Mississippi Supreme Court
Betancourt v. Maduel, 69 Miss. 839 (Miss. 1892)
Woods

Betancourt v. Maduel

Opinion of the Court

Woods, J.,

delivered the opinion of the court.

There was no error in the action of the trial court in overruling the appellant’s motion for a writ of inquiry to assess the damages supposed to have resulted to defendant below by reason of the suing out of the attachment for a debt found not to have been due. The right to assert the summary remedy sought to be availed of by appellant’s motion is limited and controlled by express statutory enactment,*and in only two classes of cases can it be resorted to : (1) Where, on a plea in abatement to the. attachment, it is found that the attachment was wrongfully sued out — that the grounds for taking the attachment did not exist. (2) Where the plaintiff dismisses his attachment. The remedy is purely statutory, and cannot be extended to cases not embraced in the terms of the statute.

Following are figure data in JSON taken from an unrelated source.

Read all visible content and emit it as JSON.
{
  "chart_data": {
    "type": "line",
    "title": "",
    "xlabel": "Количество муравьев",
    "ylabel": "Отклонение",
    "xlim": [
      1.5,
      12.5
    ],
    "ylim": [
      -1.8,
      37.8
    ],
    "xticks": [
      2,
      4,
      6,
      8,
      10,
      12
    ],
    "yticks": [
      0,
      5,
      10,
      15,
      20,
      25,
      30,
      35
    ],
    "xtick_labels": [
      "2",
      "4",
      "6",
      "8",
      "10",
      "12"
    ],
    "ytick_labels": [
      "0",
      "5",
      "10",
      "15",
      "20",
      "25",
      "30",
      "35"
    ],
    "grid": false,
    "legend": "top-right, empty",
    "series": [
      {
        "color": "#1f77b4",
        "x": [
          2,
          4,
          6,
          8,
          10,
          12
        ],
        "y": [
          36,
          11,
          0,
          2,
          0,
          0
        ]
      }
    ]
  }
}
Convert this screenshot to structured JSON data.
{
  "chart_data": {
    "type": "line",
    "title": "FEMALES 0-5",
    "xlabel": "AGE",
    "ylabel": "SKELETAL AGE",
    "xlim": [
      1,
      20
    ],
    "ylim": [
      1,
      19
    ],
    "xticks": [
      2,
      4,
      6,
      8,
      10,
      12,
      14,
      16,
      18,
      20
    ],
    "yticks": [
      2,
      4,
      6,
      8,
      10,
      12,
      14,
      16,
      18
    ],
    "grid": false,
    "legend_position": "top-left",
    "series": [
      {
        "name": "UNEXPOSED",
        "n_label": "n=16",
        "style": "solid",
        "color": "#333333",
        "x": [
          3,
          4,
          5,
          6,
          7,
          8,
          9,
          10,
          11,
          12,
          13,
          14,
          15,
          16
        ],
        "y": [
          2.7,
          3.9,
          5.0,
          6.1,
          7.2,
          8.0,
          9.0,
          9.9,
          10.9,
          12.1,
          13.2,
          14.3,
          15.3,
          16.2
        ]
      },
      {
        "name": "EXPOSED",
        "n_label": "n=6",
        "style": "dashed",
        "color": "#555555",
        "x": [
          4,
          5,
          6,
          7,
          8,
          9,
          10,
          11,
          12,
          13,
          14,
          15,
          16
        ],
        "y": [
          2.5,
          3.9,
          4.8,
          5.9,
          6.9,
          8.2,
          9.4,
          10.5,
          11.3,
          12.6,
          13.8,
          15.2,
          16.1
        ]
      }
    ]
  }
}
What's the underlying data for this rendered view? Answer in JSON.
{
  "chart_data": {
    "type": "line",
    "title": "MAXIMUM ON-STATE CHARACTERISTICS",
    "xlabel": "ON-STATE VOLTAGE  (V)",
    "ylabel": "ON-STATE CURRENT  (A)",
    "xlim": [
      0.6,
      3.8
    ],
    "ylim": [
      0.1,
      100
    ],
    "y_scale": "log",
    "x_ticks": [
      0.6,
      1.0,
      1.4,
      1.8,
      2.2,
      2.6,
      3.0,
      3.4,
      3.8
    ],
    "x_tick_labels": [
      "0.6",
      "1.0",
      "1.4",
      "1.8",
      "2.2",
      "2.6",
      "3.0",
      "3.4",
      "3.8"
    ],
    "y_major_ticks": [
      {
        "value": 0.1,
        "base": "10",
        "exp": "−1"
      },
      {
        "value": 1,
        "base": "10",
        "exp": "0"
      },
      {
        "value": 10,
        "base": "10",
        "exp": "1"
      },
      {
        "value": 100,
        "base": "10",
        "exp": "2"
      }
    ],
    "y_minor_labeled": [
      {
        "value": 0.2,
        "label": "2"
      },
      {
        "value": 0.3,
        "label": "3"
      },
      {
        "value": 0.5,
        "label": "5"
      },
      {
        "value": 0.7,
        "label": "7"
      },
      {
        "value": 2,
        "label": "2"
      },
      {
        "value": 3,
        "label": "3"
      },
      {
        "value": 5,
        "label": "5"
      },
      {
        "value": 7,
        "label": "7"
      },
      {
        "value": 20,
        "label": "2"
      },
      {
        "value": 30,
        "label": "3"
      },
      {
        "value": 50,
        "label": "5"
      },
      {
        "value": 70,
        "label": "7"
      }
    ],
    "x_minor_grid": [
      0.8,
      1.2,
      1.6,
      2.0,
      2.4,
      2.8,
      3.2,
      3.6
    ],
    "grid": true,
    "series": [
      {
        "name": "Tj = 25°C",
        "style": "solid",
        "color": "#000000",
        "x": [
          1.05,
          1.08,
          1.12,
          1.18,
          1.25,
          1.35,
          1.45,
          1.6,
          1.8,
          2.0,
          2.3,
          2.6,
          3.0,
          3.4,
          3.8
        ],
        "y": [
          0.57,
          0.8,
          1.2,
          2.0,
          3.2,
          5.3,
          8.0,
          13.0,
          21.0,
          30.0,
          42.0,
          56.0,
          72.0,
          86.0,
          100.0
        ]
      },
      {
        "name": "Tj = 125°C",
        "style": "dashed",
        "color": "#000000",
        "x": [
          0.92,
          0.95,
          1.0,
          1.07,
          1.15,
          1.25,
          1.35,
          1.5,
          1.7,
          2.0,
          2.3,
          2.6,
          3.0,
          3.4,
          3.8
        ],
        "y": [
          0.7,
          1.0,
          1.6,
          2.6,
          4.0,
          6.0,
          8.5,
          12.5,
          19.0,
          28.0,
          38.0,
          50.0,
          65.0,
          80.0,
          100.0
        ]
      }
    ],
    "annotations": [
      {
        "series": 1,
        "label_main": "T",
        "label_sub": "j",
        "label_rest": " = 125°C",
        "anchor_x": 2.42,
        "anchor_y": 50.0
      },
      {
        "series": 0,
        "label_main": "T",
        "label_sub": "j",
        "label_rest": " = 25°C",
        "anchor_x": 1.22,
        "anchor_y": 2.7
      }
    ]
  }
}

*841The appellant must resort to his common law remedy if he, would recover damages, compensatory or punitive, for any supposed wrong done.

Affirmed.

Reference

Full Case Name
F. Betancourt v. Charles Maduel
Cited By
1 case
Status
Published
Syllabus
1. Attachment. Judgment for defendant on debt. Damages. Where judgment by default on tbe attachment issue is rendered for plaintiff, but the issue made by the plea denying the debt, is found for defendant, thus dissolving the attachment, the defendant is ,not entitled to a writ of inquiry to assess his damages for the wrongful suing out of the attachment. 2. Same. Writ of inquiry. Code 1880, 2? 2429, 2432. Such writ of inquiry, being purely statutory, is allowed only where the issue on a plea in abatement to the attachment is found for defendant (Code 1880, 2 2429); or where plaintiff voluntarily dismisses liis attachment. Code 1880, 2 2432.